After seeing their conspiracy theories about the 2020 elections go up in smoke, and their predictions about former President Donald Trump returning to power amid a historical mass arrest and public execution of Democratic pedophiles never materialize, the QAnon movement is finding consolation in spreading even more dangerous conspiracy theories, experts warn.
US experts who study extremism are warning of a concerning shift in the QAnon movement, where conspiracy theories are beginning to fuse anti-Chinese and anti-Jewish tropes with worries regarding vaccines and a global plot to take over the world, The Los Angeles Times reported on Wednesday.
This QAnon “rebranding” shifts the movement away from the conspiracy theories that involved the 2020 election and their efforts to keep Trump in office. This shift to an increased suspicion of Asians and Jews, however, could lead to more violence, the Times noted, citing researchers, the Times wrote.
Experts said the QAnon movement is grasping onto other conspiracy movements in an effort to remain relevant.
Joel Finkelstein, the director of Rutgers University’s Network Contagion Research Institute, told the newspaper that QAnon is moving toward what is broadly collected under the idea of a “new world order.”
“A large portion of the racially charged conspiracy rhetoric at the beginning of the virus shutdowns had an anti-Asian sentiment and focused on the virus originating in China,” Finkelstein explained, according to the Times.
Since the election, however, the anti-Asian dialogue has moved to concerns about worldwide dominance, specifically a communist overthrow of governments perpetrated by wealthy Jews, Finkelstein said.

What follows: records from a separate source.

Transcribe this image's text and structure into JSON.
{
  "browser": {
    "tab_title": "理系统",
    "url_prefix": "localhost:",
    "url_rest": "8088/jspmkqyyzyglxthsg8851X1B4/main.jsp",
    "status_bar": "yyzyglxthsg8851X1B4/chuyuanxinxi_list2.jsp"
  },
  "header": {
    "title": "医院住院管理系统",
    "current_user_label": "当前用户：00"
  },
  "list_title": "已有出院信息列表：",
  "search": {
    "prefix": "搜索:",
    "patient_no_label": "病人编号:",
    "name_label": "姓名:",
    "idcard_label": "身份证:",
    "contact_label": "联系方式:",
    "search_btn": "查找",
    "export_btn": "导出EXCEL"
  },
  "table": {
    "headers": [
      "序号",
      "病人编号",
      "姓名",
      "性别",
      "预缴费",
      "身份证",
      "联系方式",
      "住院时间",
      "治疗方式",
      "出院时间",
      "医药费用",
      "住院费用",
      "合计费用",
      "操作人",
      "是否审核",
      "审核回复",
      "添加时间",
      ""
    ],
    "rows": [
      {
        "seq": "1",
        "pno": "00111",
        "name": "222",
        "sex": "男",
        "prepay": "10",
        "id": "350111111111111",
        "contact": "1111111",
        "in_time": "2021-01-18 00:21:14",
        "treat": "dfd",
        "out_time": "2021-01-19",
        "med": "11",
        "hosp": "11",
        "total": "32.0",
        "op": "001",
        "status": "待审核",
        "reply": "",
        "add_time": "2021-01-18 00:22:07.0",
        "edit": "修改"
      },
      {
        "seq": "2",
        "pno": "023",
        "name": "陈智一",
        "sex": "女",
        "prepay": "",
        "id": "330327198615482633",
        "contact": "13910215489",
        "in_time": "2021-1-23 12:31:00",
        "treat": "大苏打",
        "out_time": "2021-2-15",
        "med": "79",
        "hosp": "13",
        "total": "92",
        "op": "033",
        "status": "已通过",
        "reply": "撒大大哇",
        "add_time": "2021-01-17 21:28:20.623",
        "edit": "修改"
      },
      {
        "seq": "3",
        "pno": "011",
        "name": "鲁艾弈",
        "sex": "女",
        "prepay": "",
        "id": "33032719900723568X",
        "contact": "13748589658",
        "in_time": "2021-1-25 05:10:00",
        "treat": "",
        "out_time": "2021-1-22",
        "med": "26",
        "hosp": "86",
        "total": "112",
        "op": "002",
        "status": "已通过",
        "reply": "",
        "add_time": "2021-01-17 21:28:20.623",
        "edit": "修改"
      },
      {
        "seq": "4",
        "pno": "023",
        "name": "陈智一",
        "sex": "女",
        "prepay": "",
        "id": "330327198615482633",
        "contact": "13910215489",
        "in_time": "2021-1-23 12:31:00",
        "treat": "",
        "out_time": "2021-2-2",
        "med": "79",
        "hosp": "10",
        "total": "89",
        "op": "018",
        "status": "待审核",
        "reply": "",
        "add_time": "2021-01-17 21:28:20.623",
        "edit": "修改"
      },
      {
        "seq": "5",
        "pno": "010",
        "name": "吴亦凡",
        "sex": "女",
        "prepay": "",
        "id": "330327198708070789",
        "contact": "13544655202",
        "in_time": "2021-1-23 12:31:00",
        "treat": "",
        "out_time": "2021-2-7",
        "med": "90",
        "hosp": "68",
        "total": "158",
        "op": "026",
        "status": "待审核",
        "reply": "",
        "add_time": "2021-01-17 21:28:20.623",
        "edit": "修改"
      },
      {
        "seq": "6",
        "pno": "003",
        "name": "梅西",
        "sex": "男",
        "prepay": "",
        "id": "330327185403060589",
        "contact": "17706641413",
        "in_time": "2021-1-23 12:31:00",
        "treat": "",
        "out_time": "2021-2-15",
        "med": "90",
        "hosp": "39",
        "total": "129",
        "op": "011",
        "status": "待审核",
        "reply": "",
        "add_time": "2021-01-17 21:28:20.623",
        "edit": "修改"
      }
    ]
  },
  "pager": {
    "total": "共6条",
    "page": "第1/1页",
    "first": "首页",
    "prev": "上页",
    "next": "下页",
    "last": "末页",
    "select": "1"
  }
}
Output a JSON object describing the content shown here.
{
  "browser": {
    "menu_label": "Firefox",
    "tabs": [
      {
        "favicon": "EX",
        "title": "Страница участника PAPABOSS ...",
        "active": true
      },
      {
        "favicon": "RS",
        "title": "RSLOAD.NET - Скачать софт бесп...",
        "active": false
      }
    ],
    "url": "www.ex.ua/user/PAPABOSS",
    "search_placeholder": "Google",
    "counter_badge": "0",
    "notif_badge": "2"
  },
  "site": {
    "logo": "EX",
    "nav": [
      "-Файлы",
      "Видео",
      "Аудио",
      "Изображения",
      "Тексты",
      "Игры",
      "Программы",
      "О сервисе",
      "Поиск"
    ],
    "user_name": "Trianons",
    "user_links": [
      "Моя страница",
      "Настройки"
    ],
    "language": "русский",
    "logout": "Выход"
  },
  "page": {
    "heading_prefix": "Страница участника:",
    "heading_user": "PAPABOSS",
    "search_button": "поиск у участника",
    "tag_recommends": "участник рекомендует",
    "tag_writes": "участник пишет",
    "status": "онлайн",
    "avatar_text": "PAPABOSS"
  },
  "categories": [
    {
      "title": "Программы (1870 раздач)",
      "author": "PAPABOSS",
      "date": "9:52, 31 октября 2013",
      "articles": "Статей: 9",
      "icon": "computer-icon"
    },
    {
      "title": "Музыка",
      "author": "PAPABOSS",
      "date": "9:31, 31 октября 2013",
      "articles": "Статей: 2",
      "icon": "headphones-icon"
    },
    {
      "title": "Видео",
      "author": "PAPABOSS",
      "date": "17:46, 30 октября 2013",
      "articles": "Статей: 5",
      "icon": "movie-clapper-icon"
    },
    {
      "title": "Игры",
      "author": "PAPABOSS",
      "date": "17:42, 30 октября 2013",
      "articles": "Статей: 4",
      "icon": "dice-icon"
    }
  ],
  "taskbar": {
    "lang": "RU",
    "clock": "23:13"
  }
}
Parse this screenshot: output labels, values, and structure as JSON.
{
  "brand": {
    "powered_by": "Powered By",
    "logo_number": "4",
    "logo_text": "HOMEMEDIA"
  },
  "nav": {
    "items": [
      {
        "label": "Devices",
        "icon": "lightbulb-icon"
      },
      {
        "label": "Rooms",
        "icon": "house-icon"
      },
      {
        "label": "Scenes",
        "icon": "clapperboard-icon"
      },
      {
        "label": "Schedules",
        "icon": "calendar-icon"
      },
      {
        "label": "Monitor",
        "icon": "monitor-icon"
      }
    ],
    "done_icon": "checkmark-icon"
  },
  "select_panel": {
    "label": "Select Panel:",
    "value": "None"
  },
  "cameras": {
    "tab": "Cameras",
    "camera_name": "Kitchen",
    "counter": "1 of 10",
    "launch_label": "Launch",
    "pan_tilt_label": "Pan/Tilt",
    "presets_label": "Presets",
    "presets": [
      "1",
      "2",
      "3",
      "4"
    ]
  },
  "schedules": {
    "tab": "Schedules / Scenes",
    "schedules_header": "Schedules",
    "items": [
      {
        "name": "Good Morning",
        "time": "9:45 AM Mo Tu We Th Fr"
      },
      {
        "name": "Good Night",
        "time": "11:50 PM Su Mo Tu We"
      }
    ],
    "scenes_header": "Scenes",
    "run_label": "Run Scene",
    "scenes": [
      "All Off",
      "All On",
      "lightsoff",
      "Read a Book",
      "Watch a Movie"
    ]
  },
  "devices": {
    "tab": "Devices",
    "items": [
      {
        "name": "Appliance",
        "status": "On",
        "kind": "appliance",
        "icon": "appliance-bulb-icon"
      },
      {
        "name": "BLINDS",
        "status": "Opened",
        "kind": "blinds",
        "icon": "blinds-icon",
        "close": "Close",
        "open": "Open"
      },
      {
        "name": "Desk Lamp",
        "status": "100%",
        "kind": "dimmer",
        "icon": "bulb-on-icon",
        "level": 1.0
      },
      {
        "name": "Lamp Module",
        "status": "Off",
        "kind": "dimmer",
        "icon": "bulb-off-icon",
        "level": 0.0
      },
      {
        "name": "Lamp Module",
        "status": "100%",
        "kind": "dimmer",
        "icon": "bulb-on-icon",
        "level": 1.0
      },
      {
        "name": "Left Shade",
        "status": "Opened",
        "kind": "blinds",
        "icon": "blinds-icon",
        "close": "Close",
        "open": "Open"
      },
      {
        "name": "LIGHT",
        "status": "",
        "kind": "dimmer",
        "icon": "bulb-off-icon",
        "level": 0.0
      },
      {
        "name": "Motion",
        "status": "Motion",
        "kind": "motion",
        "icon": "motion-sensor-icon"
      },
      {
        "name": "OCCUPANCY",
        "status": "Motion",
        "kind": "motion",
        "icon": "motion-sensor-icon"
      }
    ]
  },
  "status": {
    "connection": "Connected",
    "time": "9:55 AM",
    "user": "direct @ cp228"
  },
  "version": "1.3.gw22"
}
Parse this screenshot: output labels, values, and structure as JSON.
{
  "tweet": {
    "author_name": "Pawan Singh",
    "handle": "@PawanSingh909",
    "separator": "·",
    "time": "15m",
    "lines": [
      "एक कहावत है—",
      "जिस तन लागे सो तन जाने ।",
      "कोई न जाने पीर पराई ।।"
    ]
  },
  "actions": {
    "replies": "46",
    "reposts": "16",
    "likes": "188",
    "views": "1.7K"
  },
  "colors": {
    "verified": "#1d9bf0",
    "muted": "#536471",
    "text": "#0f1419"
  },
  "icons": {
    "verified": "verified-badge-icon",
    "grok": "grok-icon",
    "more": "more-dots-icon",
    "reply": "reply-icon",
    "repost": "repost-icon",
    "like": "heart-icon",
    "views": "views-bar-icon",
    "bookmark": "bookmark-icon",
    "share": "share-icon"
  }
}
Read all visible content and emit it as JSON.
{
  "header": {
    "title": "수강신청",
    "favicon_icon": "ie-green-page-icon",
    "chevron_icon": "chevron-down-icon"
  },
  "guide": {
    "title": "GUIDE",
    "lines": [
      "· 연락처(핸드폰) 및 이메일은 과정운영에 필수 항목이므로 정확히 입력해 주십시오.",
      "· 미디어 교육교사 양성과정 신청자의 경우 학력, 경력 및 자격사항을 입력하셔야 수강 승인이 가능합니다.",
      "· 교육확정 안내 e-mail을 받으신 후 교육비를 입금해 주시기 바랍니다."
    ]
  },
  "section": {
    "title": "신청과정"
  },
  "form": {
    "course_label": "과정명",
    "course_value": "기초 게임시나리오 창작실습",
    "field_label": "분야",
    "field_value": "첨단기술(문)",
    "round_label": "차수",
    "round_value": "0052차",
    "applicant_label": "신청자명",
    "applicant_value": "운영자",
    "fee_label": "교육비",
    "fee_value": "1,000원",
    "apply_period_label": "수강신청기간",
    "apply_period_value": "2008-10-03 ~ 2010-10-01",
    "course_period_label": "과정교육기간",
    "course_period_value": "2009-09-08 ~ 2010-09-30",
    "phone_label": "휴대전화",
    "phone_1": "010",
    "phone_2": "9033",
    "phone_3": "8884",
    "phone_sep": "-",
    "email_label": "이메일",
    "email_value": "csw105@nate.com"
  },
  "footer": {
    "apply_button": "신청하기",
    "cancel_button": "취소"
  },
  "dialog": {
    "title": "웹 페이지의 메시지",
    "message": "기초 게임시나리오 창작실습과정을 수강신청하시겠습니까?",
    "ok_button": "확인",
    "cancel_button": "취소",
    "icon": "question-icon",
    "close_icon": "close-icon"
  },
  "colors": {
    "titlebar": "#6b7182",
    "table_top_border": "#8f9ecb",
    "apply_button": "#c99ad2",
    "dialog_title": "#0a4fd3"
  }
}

In this scenario, the Times noted, President Biden is seen as a “pawn of these elites.”
“The latest round seems to be motivated by the political dominance stuff,” Finkelstein said, according to the Times. “There is a huge component of this that China is taking over.”
“They are unifying under a giant umbrella of a common enemy. Sometimes it’s the Jews. Occasionally it’s the Asians, usually it’s the government,” Finkelstein said, according to the Times. “What is happening is they are fishing for different issues to cause violence with.”
Extremist experts said that this transition of QAnon’s focus, while expected, will have a lasting impact on American politics, the Times wrote. They said that based on the current nature of the movement, lies, racism and propaganda will continue to have “staying power” in American politics.